Los gráficos no están mal… para ser de 2006. Aunque siguen un estilo propio y están bien integrados en el juego, el jugador tardará un tiempo en adaptarse a lo que esencialmente es el aspecto visual de una PSP. Recomiendo jugar este título en modo portátil, pues así se verá todo mucho más compacto y nítido, haciendo la experiencia más agradable.

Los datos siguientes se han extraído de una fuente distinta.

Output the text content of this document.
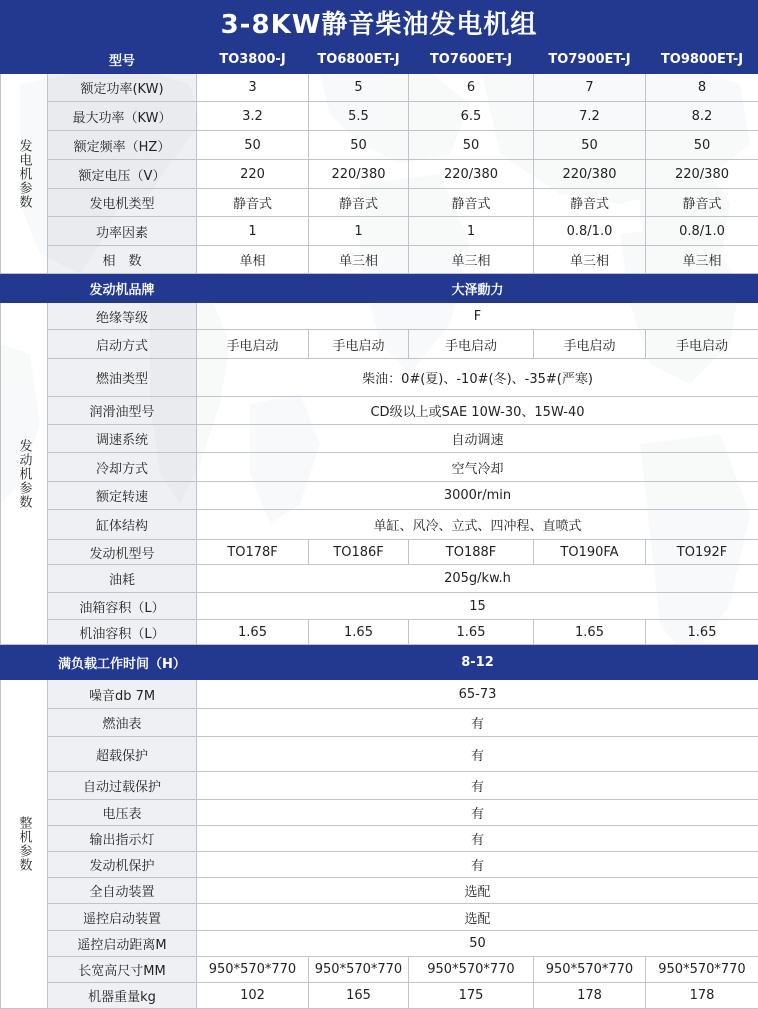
3-8KW静音柴油发电机组
	型号	TO3800-J	TO6800ET-J	TO7600ET-J	TO7900ET-J	TO9800ET-J
发电机参数	额定功率(KW)	3	5	6	7	8
	最大功率（KW）	3.2	5.5	6.5	7.2	8.2
	额定频率（HZ）	50	50	50	50	50
	额定电压（V）	220	220/380	220/380	220/380	220/380
	发电机类型	静音式	静音式	静音式	静音式	静音式
	功率因素	1	1	1	0.8/1.0	0.8/1.0
	相　数	单相	单三相	单三相	单三相	单三相
	发动机品牌	大泽動力				
发动机参数	绝缘等级	F				
	启动方式	手电启动	手电启动	手电启动	手电启动	手电启动
	燃油类型	柴油：0#(夏)、-10#(冬)、-35#(严寒)				
	润滑油型号	CD级以上或SAE 10W-30、15W-40				
	调速系统	自动调速				
	冷却方式	空气冷却				
	额定转速	3000r/min				
	缸体结构	单缸、风冷、立式、四冲程、直喷式				
	发动机型号	TO178F	TO186F	TO188F	TO190FA	TO192F
	油耗	205g/kw.h				
	油箱容积（L）	15				
	机油容积（L）	1.65	1.65	1.65	1.65	1.65
	满负载工作时间（H）	8-12				
整机参数	噪音db 7M	65-73				
	燃油表	有				
	超载保护	有				
	自动过载保护	有				
	电压表	有				
	输出指示灯	有				
	发动机保护	有				
	全自动装置	选配				
	遥控启动装置	选配				
	遥控启动距离M	50				
	长宽高尺寸MM	950*570*770	950*570*770	950*570*770	950*570*770	950*570*770
	机器重量kg	102	165	175	178	178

No obstante, más importante que los gráficos de un juego es su dirección artística. Ys Origin consigue hacer que cada sección de la torre esté lo suficientemente diferenciada y sea lo suficientemente característica como para que no echemos demasiado de menos explorar el mundo exterior. Desde la prisión acuosa, donde exploraremos trechos sumergidos bajos las aguas, hasta los lagos de lava o las arenas movedizas, todos los elementos están muy bien unidos e integrados entre sí, haciendo que los escenarios cobren vida y apetezca explorarlos.

Música

La banda sonora de la saga Ys es uno de sus grandes puntos fuertes. Sus arreglos de metal mezclados con violines, unido a melodías de corte renacentista muy solemnes y grandilocuentes, hacen que el mundo de sus juegos realmente cobre vida, además de dotar de una intensidad especial a los combates contra los jefes finales. Tal es la calidad de las bandas sonoras de esta franquicia que Falcom Sound Team jdk a menudo da conciertos con sus temas más populares y lanza álbumes con las OST de sus títulos. La música de Ys se considera de lo mejor y más influyente en el mundo de los RPGs, y ha llegado a inspirar a compositores fuera de Japón.

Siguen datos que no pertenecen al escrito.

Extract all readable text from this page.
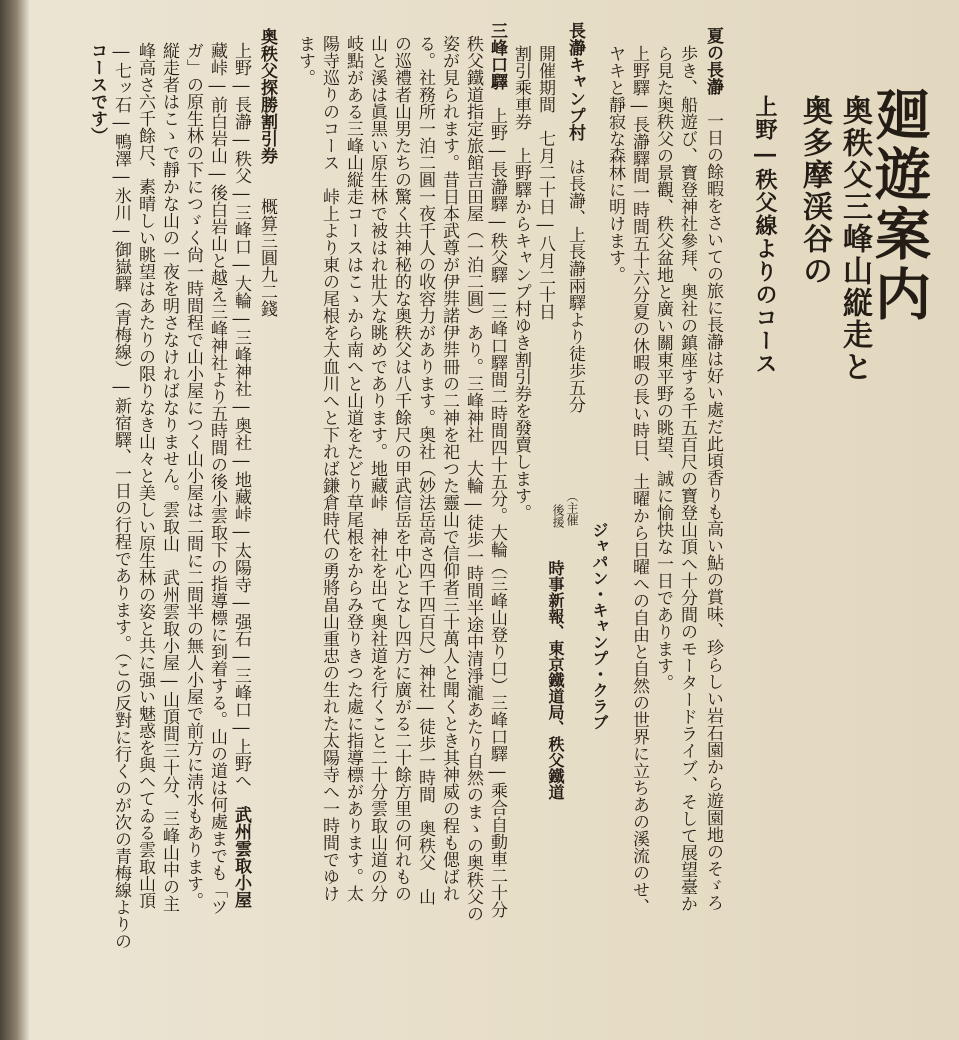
廻遊案内
奥秩父三峰山縦走と
奥多摩渓谷の
上野―秩父線よりのコース
夏の長瀞　一日の餘暇をさいての旅に長瀞は好い處だ此頃香りも高い鮎の賞味、珍らしい岩石園から遊園地のそゞろ
歩き、船遊び、寶登神社參拜、奥社の鎮座する千五百尺の寶登山頂へ十分間のモータードライブ、そして展望臺か
ら見た奥秩父の景觀、秩父盆地と廣い關東平野の眺望、誠に愉快な一日であります。
上野驛―長瀞驛間一時間五十六分夏の休暇の長い時日、土曜から日曜への自由と自然の世界に立ちあの溪流のせ、
ヤキと靜寂な森林に明けます。
長瀞キャンプ村　は長瀞、上長瀞兩驛より徒歩五分
（主催
後援
ジャパン・キャンプ・クラブ
時事新報、東京鐵道局、秩父鐵道
開催期間　七月二十日―八月二十日
割引乘車券　上野驛からキャンプ村ゆき割引券を發賣します。
三峰口驛　上野―長瀞驛―秩父驛―三峰口驛間二時間四十五分。大輪（三峰山登り口）三峰口驛―乘合自動車二十分
秩父鐵道指定旅館吉田屋（一泊二圓）あり。三峰神社　大輪―徒歩一時間半途中清淨瀧あたり自然のまゝの奥秩父の
姿が見られます。昔日本武尊が伊弉諾伊弉冊の二神を祀つた靈山で信仰者三十萬人と聞くとき其神威の程も偲ばれ
る。社務所一泊二圓一夜千人の收容力があります。奥社（妙法岳高さ四千四百尺）神社―徒歩一時間　奥秩父　山
の巡禮者山男たちの驚く共神秘的な奥秩父は八千餘尺の甲武信岳を中心となし四方に廣がる二十餘方里の何れもの
山と溪は眞黒い原生林で被はれ壯大な眺めであります。地藏峠　神社を出て奥社道を行くこと二十分雲取山道の分
岐點がある三峰山縦走コースはこゝから南へと山道をたどり草尾根をからみ登りきつた處に指導標があります。太
陽寺巡りのコース　峠上より東の尾根を大血川へと下れば鎌倉時代の勇將畠山重忠の生れた太陽寺へ一時間でゆけ
ます。
奥秩父探勝割引券　　概算三圓九二錢
上野―長瀞―秩父―三峰口―大輪―三峰神社―奥社―地藏峠―太陽寺―强石―三峰口―上野へ　武州雲取小屋
藏峠―前白岩山―後白岩山と越え三峰神社より五時間の後小雲取下の指導標に到着する。山の道は何處までも「ツ
ガ」の原生林の下につゞく尙一時間程で山小屋につく山小屋は二間に二間半の無人小屋で前方に淸水もあります。
縦走者はこゝで靜かな山の一夜を明さなければなりません。雲取山　武州雲取小屋―山頂間三十分、三峰山中の主
峰高さ六千餘尺、素晴しい眺望はあたりの限りなき山々と美しい原生林の姿と共に强い魅惑を與へてゐる雲取山頂
―七ッ石―鴨澤―氷川―御嶽驛（青梅線）―新宿驛、一日の行程であります。（この反對に行くのが次の青梅線よりの
コースです）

Por desgracia, Ys Origin también se queda atrás en este campo. Salvo excepciones concretas, sus melodías son sosas y a menudo se confunden con el ruido de los enemigos, volviéndolas completamente olvidables. Ni siquiera los temas de los jefes finales son particularmente intensos o motivadores; parece que hayan sido creados más como una formalidad que con la energía y profesionalidad típica de Falcom.

LO MEJOR

  • Mucho contenido y alto nivel de rejugabilidad
  • Estilo de juego frenético y adictivo centrado en combates interesantes y estratégicos
  • Una historia compleja que hay que descubrir desde tres puntos de vista distintos

LO PEOR

  • Una banda sonora sosa que no está a la altura de otros juegos de la saga
  • Escasez de escenarios: toda la acción se desarrolla en una sola torre
  • Gráficos de 2006 que no han sido actualizados en 14 años

CONCLUSIÓN

A pesar de haber sido lanzado hace 14 años, Ys Origin sigue siendo un juego endiabladamente divertido. Aunque flaquea en áreas que han hecho brillar a otros títulos de su franquicia, como la banda sonora o la exploración del mundo, nos presenta un dungeon crawl dinámico y adictivo centrado en un sistema de combate muy divertido. El hecho de que podamos rejugarlo con tres personajes diferentes con estilos de juego muy diferenciados y que revelan segmentos de la historia muy distintos le da un gran valor de rejugabilidad, lo cual hará que nos quedemos enganchados durante horas a la consola. Además, los modos extra desbloqueables una vez completamos la historia (modo arena y contrarreloj) añaden nuevas posibilidades de juego para que no nos aburramos ni siquiera tras completar la trama con los tres protagonistas.

7.5

Bueno

Cumple con las expectativas de lo que es un buen juego, tiene calidad y no presenta fallos graves, aunque le faltan elementos que podrían haberlo llevado a cotas más altas.